Pendant que les Anglais trouvaient fade l'urbanité française, les Français ont souvent trouvé désagréable et offensante la verve âpre et rude des Anglais. Voici de petits vers où Colin d'Harleville accuse avec vivacité la différence de l'esprit des deux nations:
Ces Anglais ont dans leur gaieté
Et surtout dans la raillerie,
Un fiel mordant, une âcreté
Insupportable en vérité,
Quand des Français on a goûté
Le sel et la plaisanterie.
M. Mézières remarque que les Anglais se permettent d'introduire la plaisanterie dans des sujets et dans des occasions où ce mélange blesserait, comme une faute de goût des plus choquantes, la gravité française. «Aucun orateur politique, dit-il, ne se permettrait en France les plaisanteries de Lord Palmerston dans ses discours... Childe-Harold riant d'un gros rire et faisant des calembours, au retour de son odyssée mélancolique, quelle lumière cela jette sur la complexité du caractère anglais! Notre René n'a pas de cos contrastes: il est resté jusqu'au bout grave et fier.»
J'ai développé plus haut ce paradoxe de la gravité de l'esprit français[3], et je craindrais d'autant plus de trop insister sur ce point que cette gravité ne forme évidemment qu'une partie de notre caractère national, la moins généralement reconnue, c'est vrai, et, à cause de cela, la plus utile à mettre en lumière; mais il faut prendre garde d'oublier les vérités communes à force de chercher les vérités ignorées Le fait est qu'on distingue deux grands courants dans la littérature française: une veine d'esprit, de gaieté, de malice et aussi de licence, qu'on appelle proprement la veine gauloise; et une veine de gravité, de noblesse, de majesté et de grandeur, qui est notre héritage latin.
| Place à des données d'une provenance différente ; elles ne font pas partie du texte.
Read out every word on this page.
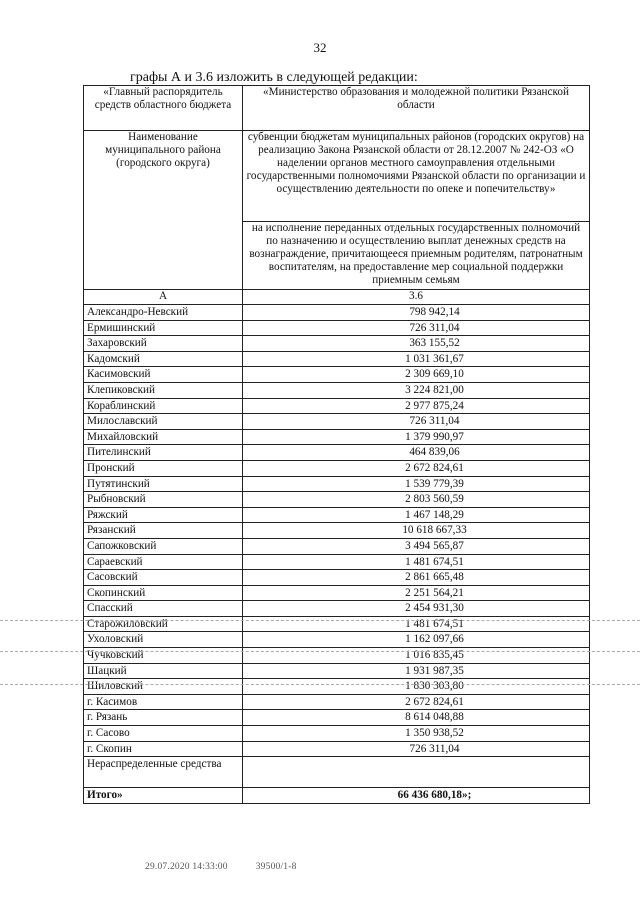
32
графы А и 3.6 изложить в следующей редакции:
«Главный распорядитель средств областного бюджета	«Министерство образования и молодежной политики Рязанской области
Наименование муниципального района (городского округа)	субвенции бюджетам муниципальных районов (городских округов) на реализацию Закона Рязанской области от 28.12.2007 № 242-ОЗ «О наделении органов местного самоуправления отдельными государственными полномочиями Рязанской области по организации и осуществлению деятельности по опеке и попечительству»
	на исполнение переданных отдельных государственных полномочий по назначению и осуществлению выплат денежных средств на вознаграждение, причитающееся приемным родителям, патронатным воспитателям, на предоставление мер социальной поддержки приемным семьям
А	3.6
Александро-Невский	798 942,14
Ермишинский	726 311,04
Захаровский	363 155,52
Кадомский	1 031 361,67
Касимовский	2 309 669,10
Клепиковский	3 224 821,00
Кораблинский	2 977 875,24
Милославский	726 311,04
Михайловский	1 379 990,97
Пителинский	464 839,06
Пронский	2 672 824,61
Путятинский	1 539 779,39
Рыбновский	2 803 560,59
Ряжский	1 467 148,29
Рязанский	10 618 667,33
Сапожковский	3 494 565,87
Сараевский	1 481 674,51
Сасовский	2 861 665,48
Скопинский	2 251 564,21
Спасский	2 454 931,30
Старожиловский	1 481 674,51
Ухоловский	1 162 097,66
Чучковский	1 016 835,45
Шацкий	1 931 987,35
Шиловский	1 830 303,80
г. Касимов	2 672 824,61
г. Рязань	8 614 048,88
г. Сасово	1 350 938,52
г. Скопин	726 311,04
Нераспределенные средства	
Итого»	66 436 680,18»;
29.07.2020 14:33:00	39500/1-8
Il y a sur ce parallélisme—ou cet antagonisme—dos deux traditions la matière d'un développement à perte de vue, que je ne veux pas entamer ici et dont on trouvera la substance dans un article de Sainte-Beuve sur M. Renan au tome II des Nouveaux lundis.
Des deux esprits qui, par leur réunion, composent l'esprit français, le premier, l'esprit gaulois, quoique différent de l'humour des peuples du Nord, est son cousin germain et s'entendrait peut-être assez bien avec lui; le second, l'esprit latin, a pour l'humour une profonde antipathie. Ce n'est pas à cause de notre fond celtique, c'est à cause de notre éducation latine, que l'humour est devenu pour nous quelque chose d'étranger et d'étrange. «Mot intraduisible, car la chose nous manque, a dit M. Taine: l'humour est le genre de talent qui peut amuser des Germains, des hommes du Nord; il convient à leur esprit comme la bière et l'eau-de-vie à leur palais. Pour les gens d'une autre race, il est désagréable; nos nerfs le trouvent trop âpre et trop amer.»